Ne consegue che, secondo la Corte Cost. "l'impossibilità di ottenere una decisione sulla domanda risarcitoria laddove il processo penale si concluda con una sentenza di proscioglimento per qualunque causa ( salvo che nei limitati casi previsti dall'art. 578 c.p.p. ) costituisce, dunque, uno degli elementi dei quali il danneggiato deve tener conto nel quadro della valutazione comparativa dei vantaggi e degli svantaggi delle due alternative che gli sono offerte".

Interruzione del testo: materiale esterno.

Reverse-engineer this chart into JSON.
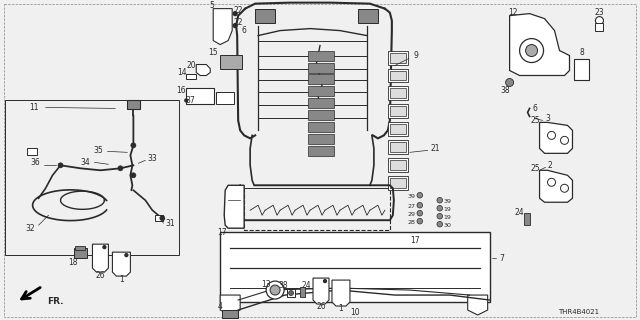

6. In questa cornice, l'eventuale impossibilità, per il danneggiato, di partecipare al processo penale non incide in modo apprezzabile sul suo diritto di difesa e, prima ancora, sul suo diritto di agire in giudizio, poiché resta intatta la possibilità di esercitare l'azione di risarcimento del danno nella sede civile, di modo che ogni separazione dell'azione civile nell'ambito dei processo penale non può essere considerata come una menomazione o una esclusione dei diritto alla tutela giurisdizionale, giacché la configurazione di quest'ultima, in vista delle esigenze proprie dei processo penale, è affidata al legislatore ( Corte Cost. sent. n. 168/2006 ). 7. Deve pertanto ritenersi che, nonostante la condanna nei gradi di merito dell'imputato, l'intervenuta abrogazione dell'art. 485 c.p. ponga nel nulla anche le statuizioni civili, con la conseguenza che il danneggiato dovrà rivolgersi al giudice civile per il conseguente ristoro risarcitorio. Ciò vale anche in relazione alle spese di costituzione in questo giudizio della parte civile per le quali non è possibile alcuna statuizione da parte dei giudice di legittimità.
P.Q.M.
Annulla la sentenza impugnata senza rinvio perché il fatto non è più previsto dalla legge come reato. Nulla è dovuto per le spese della PC.